Sants has cautioned that unless supervisors and enforcers in the new regime work closely and without friction controls over insider trading and mistreatment of customers could weaken.

According to the Financial Times, most of the FSA’s enforcers are expected to join the CPMA, but the government also plans to create a serious economic crime agency to prosecute white-collar offences.

This agency would handle criminal insider-dealing cases along with other frauds, but the FSA is lobbying hard to retain its dual criminal and civil jurisdiction in the area.

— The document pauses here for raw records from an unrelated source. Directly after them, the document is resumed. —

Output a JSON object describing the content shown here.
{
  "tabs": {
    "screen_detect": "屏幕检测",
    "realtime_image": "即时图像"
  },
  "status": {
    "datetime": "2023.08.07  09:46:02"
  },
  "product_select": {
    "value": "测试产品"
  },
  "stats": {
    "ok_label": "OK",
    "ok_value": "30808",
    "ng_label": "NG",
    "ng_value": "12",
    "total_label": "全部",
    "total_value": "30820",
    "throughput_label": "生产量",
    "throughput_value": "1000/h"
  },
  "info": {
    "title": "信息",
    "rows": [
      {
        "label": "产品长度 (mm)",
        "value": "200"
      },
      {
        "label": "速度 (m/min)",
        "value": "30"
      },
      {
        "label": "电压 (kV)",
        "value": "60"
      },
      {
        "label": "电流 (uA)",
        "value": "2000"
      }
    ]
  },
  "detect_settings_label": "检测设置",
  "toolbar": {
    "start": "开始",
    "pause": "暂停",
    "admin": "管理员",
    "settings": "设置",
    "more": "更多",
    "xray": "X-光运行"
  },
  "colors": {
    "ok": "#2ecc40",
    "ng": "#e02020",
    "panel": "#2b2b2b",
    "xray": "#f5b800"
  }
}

FSA Enforcement Director Margaret Cole also warned: “We have established a strong track record as a ‘heavyweight criminal prosecutor’ in the area of our specialist remit – insider dealing – in support of our objective of market cleanliness, and we have momentum and a strong pipeline of cases. We must build on this progress, not lose it.”

The FSA, though accused of ignoring banking excesses that led to the recent recession, is praised by private sector professionals for its enforcement record. Thanks to a record &pound33 million penalty against JPMorgan in a recent case, the regulator has already levied more fines in the first two months of this fiscal than it did in all of 2009-10.